Heads up everyone - found Duke Energy Ohio billing commercial accounts for PIPP (Percentage of Income Payment Plan) surcharges when they shouldn't be. PIPP is supposed to be residential-only per Ohio Revised Code 4928.52. Caught this on a manufacturing client's bill - they're getting hit for $127/month on a 500 kW account under tariff DP. The charge shows up as "PIPP Adj" but there's no legal basis for commercial PIPP charges. Anyone else seeing this in Ohio?
Duke Energy Midwest unauthorized PIPP charges
Cecilia, that's a significant error. PIPP cost recovery is supposed to come from residential customer charges and a small universal service fund. Commercial accounts should never see PIPP line items. What's Duke's explanation when you contacted them? This could be a billing system error affecting hundreds of accounts.
Dale, Duke's customer service rep had no clue what I was talking about. Escalated to their commercial billing department and they're "investigating." Meanwhile the charges keep showing up monthly. I've pulled the PUCO tariffs and there's definitely no provision for commercial PIPP recovery. This looks like a systematic billing error, not a one-off mistake.
Similar issue down here with Alabama Power, but different program. They were billing industrial accounts for "Low Income Weatherization" charges that are supposed to be residential-only. Took 6 months and a PSC complaint to get refunds. Document everything and file with PUCO if Duke doesn't fix this quickly.
Terrence is right about documentation. We had Santee Cooper billing commercial accounts for residential energy efficiency program costs. The key is getting the utility to admit the error in writing, then demanding refunds with interest. These "mistakes" are usually profitable until someone calls them out.

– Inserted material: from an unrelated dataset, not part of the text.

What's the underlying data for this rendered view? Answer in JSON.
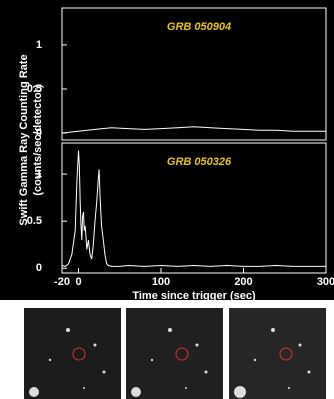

Update: Duke finally admitted the PIPP charges were applied incorrectly due to a "billing system configuration error" during their recent software upgrade. They're crediting affected accounts going back 6 months. Still waiting on interest calculations. Lesson learned - always scrutinize bills after utility system changes.
Great outcome Cecilia! Six months of overcharges at $127/month per account adds up fast. Did Duke provide a list of all affected customers or are you having to identify them individually? This is exactly why we need to stay vigilant on these regulatory cost recovery mechanisms.
Duke claims they're "automatically identifying and crediting" all affected accounts, but I don't trust their billing system accuracy given this error. I'm recommending all our Ohio commercial clients review their bills for any PIPP-related charges. The total overcharge could be in the millions across Duke's commercial customer base.
Cecilia, you might want to reach out to other auditing firms in Ohio. If this is affecting hundreds of accounts, a coordinated complaint to PUCO could get better results than individual customer complaints. Safety in numbers when dealing with utility overcharges this size.
This is why automated billing systems are dangerous without proper oversight. Utilities rush to implement new software but don't test edge cases like program-specific charges. Always worth checking bills extra carefully for 3-6 months after any utility announces "system improvements."
Excellent detective work Cecilia. These billing system errors are becoming more common as utilities upgrade their ancient mainframe systems. The good news is once you catch one error, there are usually others hiding in the same system. I'd recommend reviewing all rider and surcharge categories on Duke commercial bills, not just PIPP. You might find more gold in them hills.